A couple of years ago, I tried to explain to Eric that he had a bad conversational habit. When Person A brings what she thinks is a new item into the conversation, and Person B says "Oh yeah, I already know all about that," Person A feels as though her conversational effort has been rebuffed or she's being called stupid for thinking the item is new or interesting. I used the Gricean maxims, specifically quantity, to explain to Eric why his habit bothered me: he was acting as though I had broken the "be informative" rule.

Patrick Nielsen Hayden is a little more forthright and antagonistic when he sees this habit:

I personally think conversations about the current emergency would be vastly improved by a general moratorium on the "What, You Just Figured That Out, Where Have You Been?" rhetorical gambit. Indeed, what that particular routine indicates most clearly is that the speaker is more interested in striking a pose than in actually forming a useful alliance.

...

"Charles Dodgson": "I must be a more cynical SOB than Patrick --- I'm not remotely surprised. It's just a fact of human nature that [etc]"

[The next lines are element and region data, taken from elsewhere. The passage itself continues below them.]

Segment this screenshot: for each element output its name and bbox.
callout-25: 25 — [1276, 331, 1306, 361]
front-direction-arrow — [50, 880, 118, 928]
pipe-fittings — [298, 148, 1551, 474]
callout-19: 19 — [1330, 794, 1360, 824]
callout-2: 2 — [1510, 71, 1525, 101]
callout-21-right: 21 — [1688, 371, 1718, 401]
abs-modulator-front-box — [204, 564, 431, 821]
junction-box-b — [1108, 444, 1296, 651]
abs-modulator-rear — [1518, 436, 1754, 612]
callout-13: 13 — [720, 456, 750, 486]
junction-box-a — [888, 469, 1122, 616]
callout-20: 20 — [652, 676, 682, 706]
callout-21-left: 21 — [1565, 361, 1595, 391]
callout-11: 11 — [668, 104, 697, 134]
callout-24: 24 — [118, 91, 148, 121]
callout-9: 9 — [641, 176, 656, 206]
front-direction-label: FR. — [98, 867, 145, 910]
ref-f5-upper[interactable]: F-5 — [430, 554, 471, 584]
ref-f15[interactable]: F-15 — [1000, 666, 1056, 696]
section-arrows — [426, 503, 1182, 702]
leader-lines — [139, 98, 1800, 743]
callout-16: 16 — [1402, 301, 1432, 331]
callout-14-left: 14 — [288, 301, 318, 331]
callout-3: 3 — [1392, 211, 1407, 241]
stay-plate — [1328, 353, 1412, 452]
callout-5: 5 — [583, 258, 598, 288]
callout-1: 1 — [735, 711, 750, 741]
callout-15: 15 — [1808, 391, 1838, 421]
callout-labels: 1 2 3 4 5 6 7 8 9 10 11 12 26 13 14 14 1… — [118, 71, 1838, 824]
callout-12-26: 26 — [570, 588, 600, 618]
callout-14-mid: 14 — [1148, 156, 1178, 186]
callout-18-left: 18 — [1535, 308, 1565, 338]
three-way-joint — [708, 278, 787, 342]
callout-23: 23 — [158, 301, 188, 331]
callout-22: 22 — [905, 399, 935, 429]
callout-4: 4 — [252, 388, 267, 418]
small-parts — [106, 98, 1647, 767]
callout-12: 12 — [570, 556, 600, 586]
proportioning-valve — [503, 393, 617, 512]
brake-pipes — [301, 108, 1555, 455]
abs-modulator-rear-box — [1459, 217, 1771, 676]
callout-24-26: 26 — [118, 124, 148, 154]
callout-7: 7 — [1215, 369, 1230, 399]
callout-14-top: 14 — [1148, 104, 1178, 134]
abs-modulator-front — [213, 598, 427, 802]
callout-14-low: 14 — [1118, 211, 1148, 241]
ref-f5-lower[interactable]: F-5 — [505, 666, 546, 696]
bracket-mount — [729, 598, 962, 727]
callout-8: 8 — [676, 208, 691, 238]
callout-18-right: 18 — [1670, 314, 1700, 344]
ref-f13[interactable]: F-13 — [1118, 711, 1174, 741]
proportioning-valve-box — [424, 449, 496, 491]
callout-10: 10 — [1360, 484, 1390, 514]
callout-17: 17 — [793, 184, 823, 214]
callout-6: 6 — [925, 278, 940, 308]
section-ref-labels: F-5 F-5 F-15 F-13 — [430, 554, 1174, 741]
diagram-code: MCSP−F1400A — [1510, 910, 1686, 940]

I like your writing and I like you, but this is an online rhetorical gambit on which I call BS.

First, point to where I said I was surprised.

Second, the game of "You're surprised by $ODIOUSBEHAVIOR???" is itself odious. Hello, person who has, by dint of great effort, worked themselves around to agreeing with me! Allow me to point out in the most withering possible terms that I'm more worldly than you, more knowledgeable than you, more sophisticated than you, and boy howdy, are you ever a chump.

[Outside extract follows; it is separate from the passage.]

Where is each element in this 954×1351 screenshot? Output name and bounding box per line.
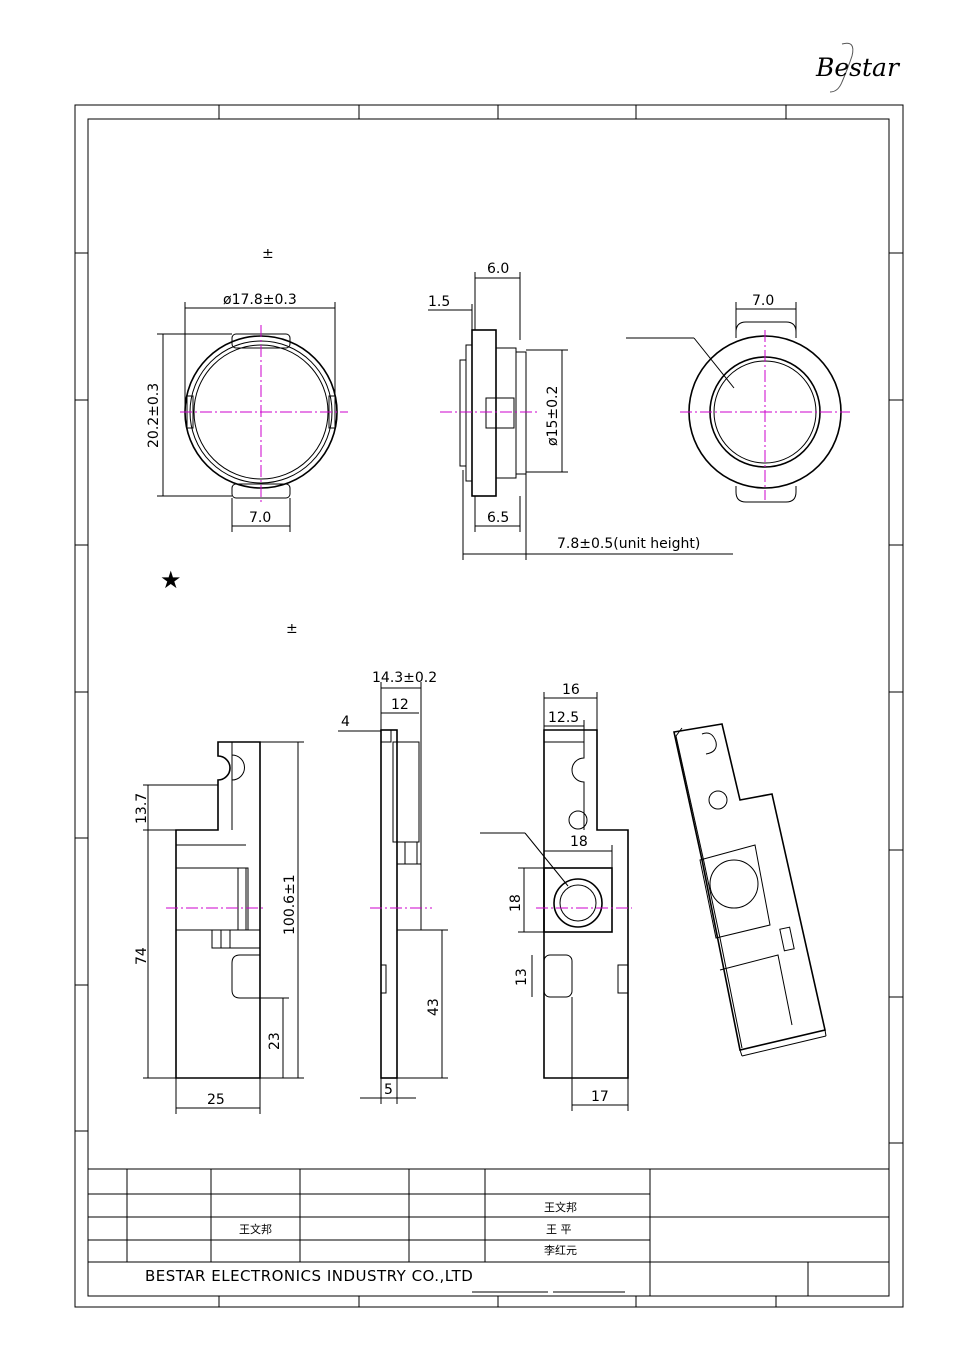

I've indulged in this variety of superiority dance myself. Astonishingly, it turns out to not be the most effective imaginable way of acquiring and retaining allies. Human nature is so unpredictable; who could have known?

Last night I saw Eric and a bunch of other folks in my master's cohort at Jen's party. The Swiss guy played the piano and I joked that the hydrazine in that satellite the government's shooting down is just a Xeroxed zine for people who love water -- perfectly harmless! I mentioned how much I love my new job, especially because the people are friendly: more specifically, the founders at the top don't shun human interaction the way Joel and Michael do, and the company culture suits me far better. Sure I'll have moments of conflict with my coworkers, but they'll be about "who's in charge of this task" or "you should have done that more quickly," not a fundamental misapprehension of human nature.